Creating an agent is where the magic happens! This is where you create your GenAI assistant that interacts with users, making conversations based on the knowledge base and prompt that you’ve added.
Greeting Message: Set the exact message your agent says at the start of the call.
Ending Message: Define the closing statement your agent delivers before ending the call.
Provider & Model: Choose the LLM that powers your interactions.
Link Knowledge Base: Connect your previously created knowledge base so your agent has information to draw upon.
Temperature: This controls creativity. A higher value means more creative (but sometimes less precise) responses, whereas a lower value means conservative responses (sticking strictly to the knowledge base).
Max Tokens: Limits the length of user’s responses that the agent can process in one input. A token is usually 3/4 of an English word or 3-4 characters.
Fine-tuning your agent’s settings ensures it not only understands but also reflects your brand’s personality. This section is where you polish the details. Head over to the Customize tab in Manage Agent section.Agent Details:
Language: Select the language(s) your agent communicates in. Choose a primary language if you’re selecting multiple languages.
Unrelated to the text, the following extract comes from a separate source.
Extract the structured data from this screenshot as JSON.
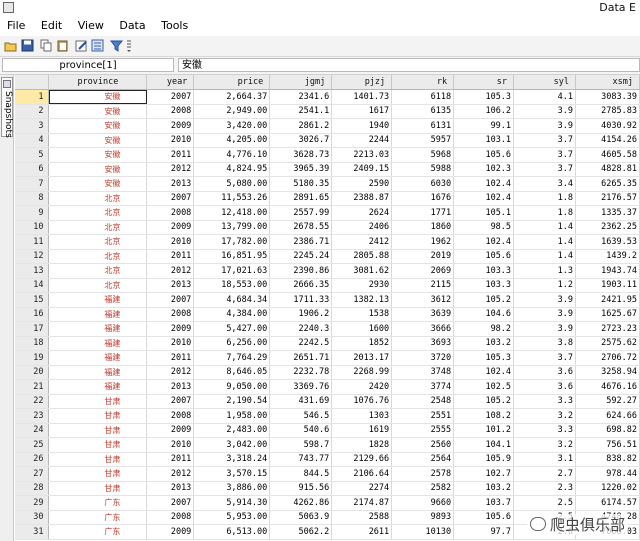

Region & Time Zone: Select the relevant Region and the Time Zone for your agent. This will set the time and will be used further (when integrations are used).
Description: Specify the way your agent talks with the user.
Speech Settings:
Transcriber: Select which Speech Recognition to use to listen to your users.
TTS Settings: Select which Voice your agent should use.
Barge: Choose whether the agent should pause mid-conversation if the user starts speaking.
Call Settings:
Pre-Call Variables: Define key details before the call, making conversations more personalized and efficient. Your agent starts the call with relevant details like customer name, account status, issue type, etc.
Add as many variables as required and specify the details:
Unique Identifier: Select one variable as the primary key for each call.
Variable: A named placeholder storing a value from a database (e.g., customer_name, policy_status).
Description: A short note for the LLM to understand the variable’s purpose.
Using Pre-Call Variables:
In the Greeting Message, Ending Message, and System Prompt, use double curly braces to insert variables dynamically.
Example: “Hi {{customer_name}}, I’m speaking from Gnani Technical Support.”
Example: If the agent is calling a customer regarding their insurance policy, pre-call variables like policy_status and renewal_date ensure it starts with relevant information instead of asking redundant questions.
Call Dispositions help you track and categorize the outcomes of your agent’s calls. Located within Analytics Config tab, this feature allows you to define custom statuses, enabling structured call analysis. To set up Call Dispositions:
Toggle the Call Dispositions feature ON and enter a default prompt that helps the LLM understand how to categorize calls.
Click Add Disposition to create a new category. Each disposition includes:
Status Code: Example values: Resolved, Unresolved, Follow-Up Requested, etc
Prompt: Define when a call should be classified under this status.
Once configured, the AI will automatically categorize calls based on the provided conditions and you can see the predefined disposition in Call Analytics and Agent Analytics.
Click on Test → Chat Window → Start Testing </> to use the built-in chat interface to test responses.
Testing Voice Interactions:
Click on Test → Web-based (Voice) → Start Testing </> to use the web-based voice test to simulate real-world scenarios.
To share the web-based voice testing tool, go to Test → Web-based (Voice) → Generate Sharable Link. The link works for 5 minutes, perfect for giving teammates or clients quick access without login requirements.
Pro Tip: Experiment with different temperatures, system prompts, transcribers and text-to-speech to see what best suits your use case. The right balance can make your agent more engaging, effective and tailored.